CBT/BPS on the other hand, just tells the person they are to blame - that they are responsible for the fact that they are defective. They have been so *wrong* that they've made themselves ill. How does that help? It's about as useful for depression as 'snap out of it', in my opinion. It almost *is* 'snap out of it' - it says, you're doing it wrong, just stop doing these stupid things and you'll be fine. I cannot see how that improves someone's quality of life - how it gives them more control, more autonomy, more ability to cope in a way that improves their life.

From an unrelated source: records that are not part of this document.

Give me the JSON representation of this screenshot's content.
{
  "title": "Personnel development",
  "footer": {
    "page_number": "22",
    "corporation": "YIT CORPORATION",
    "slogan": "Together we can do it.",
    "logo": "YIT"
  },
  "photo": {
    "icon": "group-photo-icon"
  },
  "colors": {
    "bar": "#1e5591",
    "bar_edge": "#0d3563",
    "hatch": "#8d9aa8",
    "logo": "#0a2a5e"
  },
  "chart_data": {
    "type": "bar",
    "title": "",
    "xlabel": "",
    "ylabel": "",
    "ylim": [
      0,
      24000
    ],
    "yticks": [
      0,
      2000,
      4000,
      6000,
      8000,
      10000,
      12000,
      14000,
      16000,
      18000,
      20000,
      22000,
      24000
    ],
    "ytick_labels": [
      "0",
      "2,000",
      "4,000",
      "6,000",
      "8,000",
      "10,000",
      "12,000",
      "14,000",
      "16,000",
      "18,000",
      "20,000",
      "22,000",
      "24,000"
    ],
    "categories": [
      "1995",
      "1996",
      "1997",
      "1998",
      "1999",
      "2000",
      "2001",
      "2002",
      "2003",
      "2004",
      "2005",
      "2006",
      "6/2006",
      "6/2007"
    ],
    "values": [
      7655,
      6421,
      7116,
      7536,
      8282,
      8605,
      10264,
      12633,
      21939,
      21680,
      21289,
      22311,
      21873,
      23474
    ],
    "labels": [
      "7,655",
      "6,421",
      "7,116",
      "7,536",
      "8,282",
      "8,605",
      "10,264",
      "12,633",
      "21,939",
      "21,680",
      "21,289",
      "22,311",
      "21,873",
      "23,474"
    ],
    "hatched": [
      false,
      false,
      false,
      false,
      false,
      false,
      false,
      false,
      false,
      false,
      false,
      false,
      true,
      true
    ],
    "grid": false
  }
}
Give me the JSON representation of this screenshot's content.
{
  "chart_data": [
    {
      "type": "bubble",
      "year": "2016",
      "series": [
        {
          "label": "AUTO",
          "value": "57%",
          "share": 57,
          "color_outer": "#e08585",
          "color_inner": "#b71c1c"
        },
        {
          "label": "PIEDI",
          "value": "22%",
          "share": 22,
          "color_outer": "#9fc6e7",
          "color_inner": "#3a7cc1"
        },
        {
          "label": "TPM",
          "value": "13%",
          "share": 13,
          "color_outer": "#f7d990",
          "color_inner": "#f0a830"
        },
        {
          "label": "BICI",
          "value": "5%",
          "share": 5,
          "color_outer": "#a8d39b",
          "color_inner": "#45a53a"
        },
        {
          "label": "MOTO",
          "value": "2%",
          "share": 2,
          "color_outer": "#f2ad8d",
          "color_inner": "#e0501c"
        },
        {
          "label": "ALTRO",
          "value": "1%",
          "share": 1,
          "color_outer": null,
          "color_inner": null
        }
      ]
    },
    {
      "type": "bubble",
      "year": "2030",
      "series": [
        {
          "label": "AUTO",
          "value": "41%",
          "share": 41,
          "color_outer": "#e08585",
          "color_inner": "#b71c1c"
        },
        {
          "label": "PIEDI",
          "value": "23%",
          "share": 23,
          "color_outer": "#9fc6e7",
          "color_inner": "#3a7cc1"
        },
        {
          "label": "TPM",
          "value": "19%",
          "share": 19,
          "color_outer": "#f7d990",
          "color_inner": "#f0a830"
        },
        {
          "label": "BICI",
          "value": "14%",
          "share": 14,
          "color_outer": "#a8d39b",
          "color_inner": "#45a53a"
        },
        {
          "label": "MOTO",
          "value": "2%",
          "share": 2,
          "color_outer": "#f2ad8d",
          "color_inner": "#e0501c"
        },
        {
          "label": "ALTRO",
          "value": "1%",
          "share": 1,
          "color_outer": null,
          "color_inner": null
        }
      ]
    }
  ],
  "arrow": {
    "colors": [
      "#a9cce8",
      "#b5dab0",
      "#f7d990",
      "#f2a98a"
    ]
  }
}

I am so grateful for the skills I learned in therapy. I lucked out completely - I had a great CPN who referred me to a scarily intelligent, highly qualified clinical psychologist who was amazingly skilled. I will be forever grateful to the CPN and clinical psychologist - I honestly believe I would be long dead by now without their help. It was not easy - hell's bells, sometimes it seemed completely impossible, beyond even imagining, much less achieving. But those two smart, skilled, compassionate women cared enough to kick my arse when necessary for my own good, as well as coddling me when that was what I needed - and to put up with the tantrums and avoidance meant to drive them away as I tried to protect myself.

And, as I said, I found these skills even more useful when my physical health took a nosedive. Again, I think I would have killed myself long before now - especially during the period I was being denied any effective analgesia and accused of malingering, which I've found out since is actually a normal experience for anyone with mental health issues in their records who then develops a physical illness.

I've been severely depressed since I was twelve or so. I made my first suicide attempt - a very poor attempt, but nonetheless - at thirteen. Had my first psychotic episode at about seventeen. Hospitalised for a suicide attempt for the first time at twenty one. Admitted voluntarily to a psych ward at twenty four. It's not a good history, and most people with one like it can be expected to be in and out of depression, psychosis and hospitals for the rest of their life, with limited periods of stability.

I am incredibly lucky, and I know it. I've had a fairly minor episode of depression recently, but before that I had over a year of more or less normal mood - the longest period I've gone in my memory without feeling incredibly awful. I am so grateful for the happiness I've experienced - I've been _able_ to experience - over the last couple of years.

In short: therapy is brutal, gruelling, unpleasant and takes years if not decades to show any results. And it's worth it. Every last painful second.